El domingo pasado se celebró el veinticinco aniversario del asesinato de los jesuitas de El Salvador. Ocurrió todo en la madrugada del 16 de noviembre de 1989. Seis jesuitas, profesores de la Universidad Centroamericana José Simón Cañas, de San Salvador, fueron asesinados (Ignacio Ellacuría, Segundo Montes, Ignacio Martín-Baró, Amando López y Juan Ramón Moreno). También un salvadoreño, Joaquín López, y las mujeres Julia Elba, trabajadora de la Universidad Católica, y su hija, Celina Ramos.
Tuve el honor de conocerlos bien un año antes de que los mataran. Estuve hospedado en la Embajada de España en San Salvador varias semanas, y todos los domingos la comunidad de los jesuitas venía a cenar. Recuerdo que una de esas noches hablaron, uno a uno, de su sentir al saberse amenazados de muerte desde hacía años. Yo no fui capaz de pronunciar palabra alguna, porque me parecía estar ante una especie de anticipada acta de martirio: fe inquebrantable, certeza de estar haciendo la voluntad de Dios para ellos en su misión en la Universidad, y determinación a no pedir volver a España, que era lo que pedían los amenazadores, aunque estuviera en peligro su vida.

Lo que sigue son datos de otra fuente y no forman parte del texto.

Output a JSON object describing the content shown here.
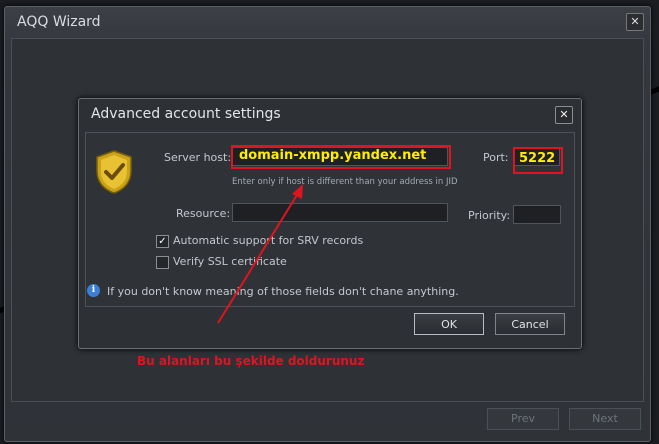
{
  "wizard": {
    "title": "AQQ Wizard",
    "close_icon": "close-icon",
    "prev_label": "Prev",
    "next_label": "Next"
  },
  "dialog": {
    "title": "Advanced account settings",
    "close_icon": "close-icon",
    "shield_icon": "shield-check-icon",
    "server_host_label": "Server host:",
    "server_host_value": "domain-xmpp.yandex.net",
    "server_host_hint": "Enter only if host is different than your address in JID",
    "port_label": "Port:",
    "port_value": "5222",
    "resource_label": "Resource:",
    "resource_value": "",
    "priority_label": "Priority:",
    "priority_value": "",
    "srv_label": "Automatic support for SRV records",
    "srv_checked": true,
    "ssl_label": "Verify SSL certificate",
    "ssl_checked": false,
    "info_text": "If you don't know meaning of those fields don't chane anything.",
    "ok_label": "OK",
    "cancel_label": "Cancel"
  },
  "annotation": {
    "text": "Bu alanları bu şekilde doldurunuz",
    "color": "#e0141e",
    "highlight_color": "#e0141e",
    "value_color": "#ffee00"
  }
}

Al año siguiente, hubo cambio de embajador español en El Salvador, y cuando la amenaza se manifestó como inmediata, el segundo embajador no quiso darles asilo, porque, aunque todos eran nacidos en España, se habían nacionalizado salvadoreños. Nuestro embajador prefirió que fueran asesinados a tener un pequeño disgusto diplomático.
Los asesinos, que fueron ministros de Defensa salvadoreños (uno antes y otro cuando fue dada la orden), aún no han sido juzgados, y han pasado veinticinco años.
A los jesuitas de El Salvador se les mató por dos razones: una próxima y otra remota. La próxima fue la publicación, en el humilde boletín universitario, de un artículo denunciando la conculcación de los derechos humanos por parte del Ejército. La remota, de más peso porque fue la constante de las amenazas desde hacía años, que algunos jóvenes de las 14 familias que aglutinaban el 95 por ciento de la riqueza del país, estudiando con los jesuitas, habían leído en el Evangelio que los pobres y míseros salvadoreños eran tan dignos como ellos.
Los profesores de la Universidad Centroamericana (UCA), sabiéndose llamados a una vida de entrega total a la Iglesia, vieron, con Dios y desde Dios, el dolor de su pueblo, las injusticias, las atrocidades, las hambrunas, el mundo de la marginación y de la insolidaridad, los infiernos de la opresión y de la miseria. Compartieron la vida de los pobres, ayudándoles al despertar de su dignidad, y fueron entre ellos semilla de paz, hasta dar la vida.
Como tantos otros miles de mártires de la Iglesia de hoy, la opción por los pobres, en el seguimiento de Jesucristo, les costó la vida.